Seventeen-year-old Sacha McLeod isn’t looking for someone to rock her world. But when she hears the boy in the music store play the guitar, the music thrills her and she falls hard for Dylan and his sound.
Sacha finds herself spending less time with her violin and more time with this guy. Her plans for her violin-virtuoso future—and her self-confidence—are shattered when she screws up the audition for a summer music program. Failure isn’t something she’s had to face before, so when Dylan asks her to spend her vacation with him in the city, she lies to her parents, pretends she won a place in the summer school, and secretly moves in with Dylan.
She’s expecting romance, music, and passion, but when she finds herself playing second fiddle to Dylan’s newly acquired drug habit, she realizes despite what the songs say, sometimes love isn’t all you need.
16+ due to drug use, sexuality, and adult situations
Excerpt:
I’m comparing the bulk of this string with one of my usual brand when a noise makes me jump. No, not a noise. It’s a wall of noise. A huge tsunami of sound that washes over me and carries me away with it. It wails and shrieks and croons and moans all at the same time. I’ve never heard anything like it. My stomach leaps with something that could be fear or excitement. I can’t tell which. I just know my heartbeat has grown so fast and strong my ribs groan.
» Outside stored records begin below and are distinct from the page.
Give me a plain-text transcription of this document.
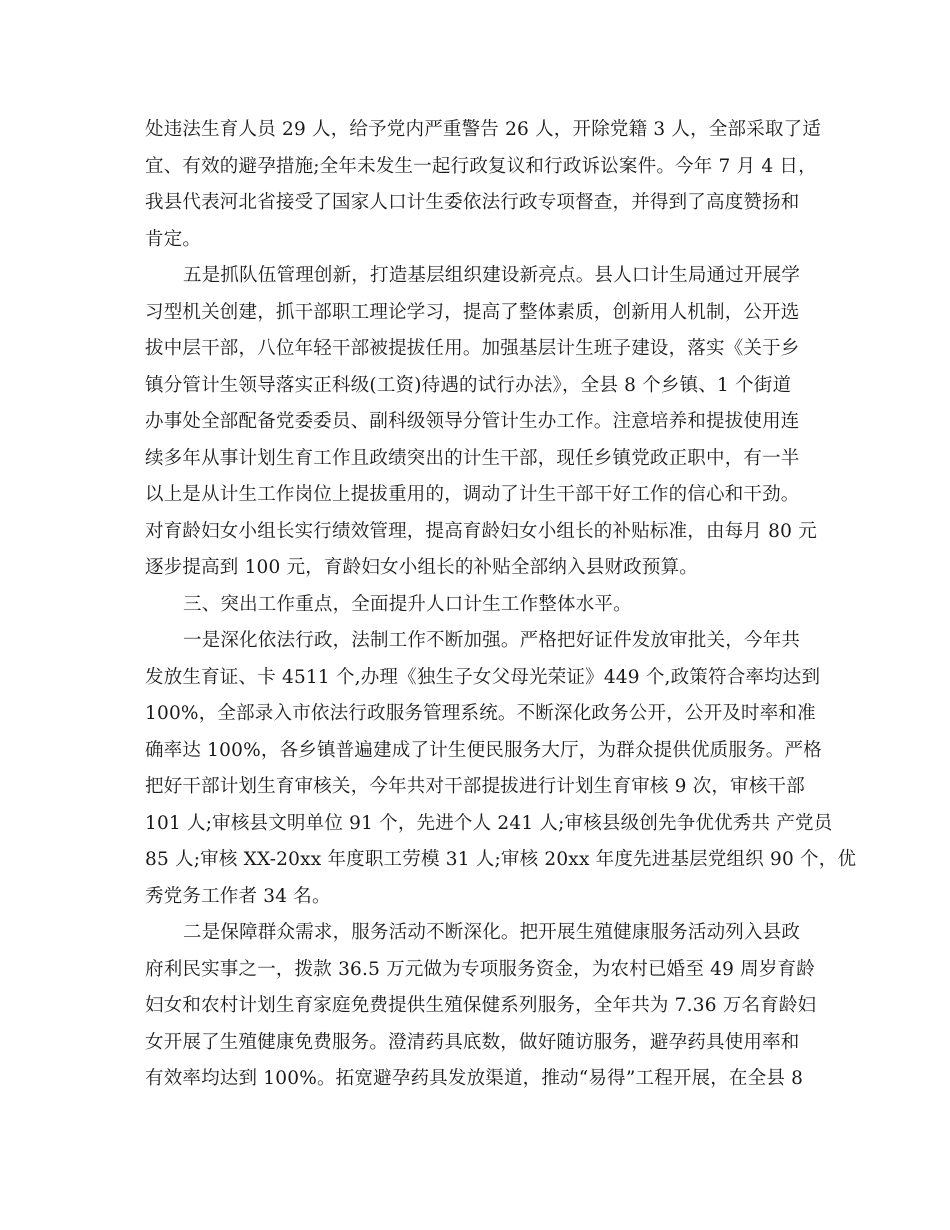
处违法生育人员 29 人，给予党内严重警告 26 人，开除党籍 3 人，全部采取了适
宜、有效的避孕措施;全年未发生一起行政复议和行政诉讼案件。今年 7 月 4 日，
我县代表河北省接受了国家人口计生委依法行政专项督查，并得到了高度赞扬和
肯定。
五是抓队伍管理创新，打造基层组织建设新亮点。县人口计生局通过开展学
习型机关创建，抓干部职工理论学习，提高了整体素质，创新用人机制，公开选
拔中层干部，八位年轻干部被提拔任用。加强基层计生班子建设，落实《关于乡
镇分管计生领导落实正科级(工资)待遇的试行办法》，全县 8 个乡镇、1 个街道
办事处全部配备党委委员、副科级领导分管计生办工作。注意培养和提拔使用连
续多年从事计划生育工作且政绩突出的计生干部，现任乡镇党政正职中，有一半
以上是从计生工作岗位上提拔重用的，调动了计生干部干好工作的信心和干劲。
对育龄妇女小组长实行绩效管理，提高育龄妇女小组长的补贴标准，由每月 80 元
逐步提高到 100 元，育龄妇女小组长的补贴全部纳入县财政预算。
三、突出工作重点，全面提升人口计生工作整体水平。
一是深化依法行政，法制工作不断加强。严格把好证件发放审批关，今年共
发放生育证、卡 4511 个,办理《独生子女父母光荣证》449 个,政策符合率均达到
100%，全部录入市依法行政服务管理系统。不断深化政务公开，公开及时率和准
确率达 100%，各乡镇普遍建成了计生便民服务大厅，为群众提供优质服务。严格
把好干部计划生育审核关，今年共对干部提拔进行计划生育审核 9 次，审核干部
101 人;审核县文明单位 91 个，先进个人 241 人;审核县级创先争优优秀共 产党员
85 人;审核 XX-20xx 年度职工劳模 31 人;审核 20xx 年度先进基层党组织 90 个，优
秀党务工作者 34 名。
二是保障群众需求，服务活动不断深化。把开展生殖健康服务活动列入县政
府利民实事之一，拨款 36.5 万元做为专项服务资金，为农村已婚至 49 周岁育龄
妇女和农村计划生育家庭免费提供生殖保健系列服务，全年共为 7.36 万名育龄妇
女开展了生殖健康免费服务。澄清药具底数，做好随访服务，避孕药具使用率和
有效率均达到 100%。拓宽避孕药具发放渠道，推动“易得”工程开展，在全县 8
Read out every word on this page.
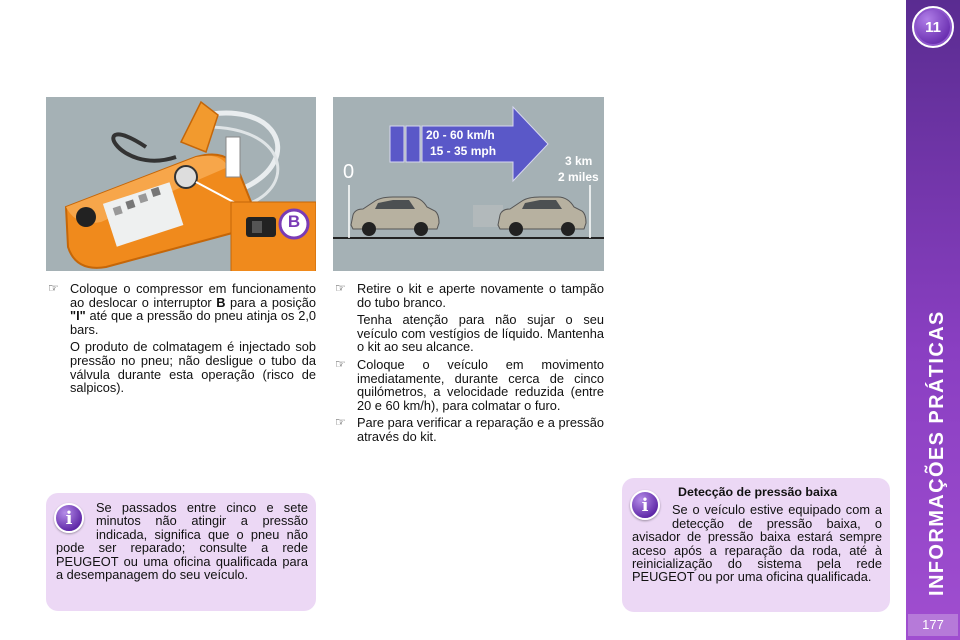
11
INFORMAÇÕES PRÁTICAS
177
B
20 - 60 km/h
15 - 35 mph
0	3 km
2 miles
☞ Coloque o compressor em funcionamento ao deslocar o interruptor B para a posição "I" até que a pressão do pneu atinja os 2,0 bars.
O produto de colmatagem é injectado sob pressão no pneu; não desligue o tubo da válvula durante esta operação (risco de salpicos).
☞ Retire o kit e aperte novamente o tampão do tubo branco.
Tenha atenção para não sujar o seu veículo com vestígios de líquido. Mantenha o kit ao seu alcance.
☞ Coloque o veículo em movimento imediatamente, durante cerca de cinco quilómetros, a velocidade reduzida (entre 20 e 60 km/h), para colmatar o furo.
☞ Pare para verificar a reparação e a pressão através do kit.
i	Se passados entre cinco e sete minutos não atingir a pressão indicada, significa que o pneu não pode ser reparado; consulte a rede PEUGEOT ou uma oficina qualificada para a desempanagem do seu veículo.
i
Detecção de pressão baixa
Se o veículo estive equipado com a detecção de pressão baixa, o avisador de pressão baixa estará sempre aceso após a reparação da roda, até à reinicialização do sistema pela rede PEUGEOT ou por uma oficina qualificada.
As if drawn by a magnet, I’m outside the string room, cutting through the jumbled spaces, the sound growing louder and louder. It reaches into my soul and tears off a piece, carrying it away. What is this music? Can I even call it music?
I stumble into the store’s main room on trembling legs. In the corner, someone is playing an electric guitar. Although playing doesn’t seem like the right word for the way his hands move across the instrument. He’s caressing it. Teasing it. Berating it into creating this otherworldly sound that pummels the walls and assaults my senses. Feedback cackles through the amp and he seems to encourage it, pushing the neck of his instrument closer and closer before tearing it away. Every note burrows into the marrow of my bones, each one digging deeper and deeper until I can’t separate my body from the music swirling around it.
As abruptly as it started, the sound stops. I stagger backward as if the weight of the noise was keeping me upright. I’m still clutching the packages of strings, the paper envelopes growing damp in my palm. My heart raps a staccato rhythm against my ribs and I realize I’m holding my breath.